Elder financial abuse is the taking or assisting in taking an elder’s property for wrongful use or with the intent to defraud or by undue influence. Unfortunately, as the population of seniors continues to grow, there has been a corresponding increase in elder financial abuse. The perpetrators can be predatory friends, relatives, neighbors, caregivers or scam artists. Elder financial abuse is devastating to its victims and is frequently unreported or underreported.
As set forth in my article Undue Influence Defined: New Statutory Definition and Recent Case Law, undue influence is a particularly insidious form of financial elder abuse. Significantly, undue influence doesn’t necessarily go hand in hand with lack of mental capacity; one can be unduly influenced while still retaining capacity. The vulnerability of the victim is central to undue influence, as well as the apparent authority of the influencer and the use of manipulation.
Many elders do not have significant cognitive impairment, yet are still highly susceptible to undue influence and being taken advantage of by someone they trust.

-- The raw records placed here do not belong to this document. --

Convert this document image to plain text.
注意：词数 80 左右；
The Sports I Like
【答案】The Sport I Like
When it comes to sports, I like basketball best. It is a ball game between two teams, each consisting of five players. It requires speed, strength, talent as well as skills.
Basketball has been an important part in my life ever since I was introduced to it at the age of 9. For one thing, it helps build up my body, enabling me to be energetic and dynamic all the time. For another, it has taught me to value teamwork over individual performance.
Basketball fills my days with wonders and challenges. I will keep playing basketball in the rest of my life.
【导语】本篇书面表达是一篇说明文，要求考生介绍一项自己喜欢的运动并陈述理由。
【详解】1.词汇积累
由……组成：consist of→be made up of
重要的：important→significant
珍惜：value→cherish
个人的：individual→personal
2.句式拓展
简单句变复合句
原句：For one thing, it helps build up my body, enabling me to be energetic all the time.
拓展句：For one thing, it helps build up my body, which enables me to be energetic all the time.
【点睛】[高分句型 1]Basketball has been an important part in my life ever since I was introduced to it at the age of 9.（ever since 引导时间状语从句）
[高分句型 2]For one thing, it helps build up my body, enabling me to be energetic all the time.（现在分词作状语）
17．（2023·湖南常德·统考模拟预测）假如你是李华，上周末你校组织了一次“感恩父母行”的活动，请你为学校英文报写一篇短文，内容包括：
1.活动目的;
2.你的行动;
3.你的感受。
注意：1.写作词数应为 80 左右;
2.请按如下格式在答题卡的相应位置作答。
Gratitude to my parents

Some common examples of undue influence are when a family member, friend or caregiver convinces an elderly adult to change a trust or will in his/her favor or when a financial power of attorney mishandles the financial affairs of a senior, taking assets out of the elder’s estate and putting them in the individual’s own name.
Attorneys need to determine if their clients are free of undue influence in matters such as powers of attorney, trusts, wills, testamentary gifts and validity of deeds, all of which, when contested, may involve allegations of undue influence. These should be important considerations for both litigation attorneys and drafting attorneys.
As a financial elder abuse attorney with significant expertise, I have successfully taken legal action in many such cases to both stop the abuse and obtain recovery.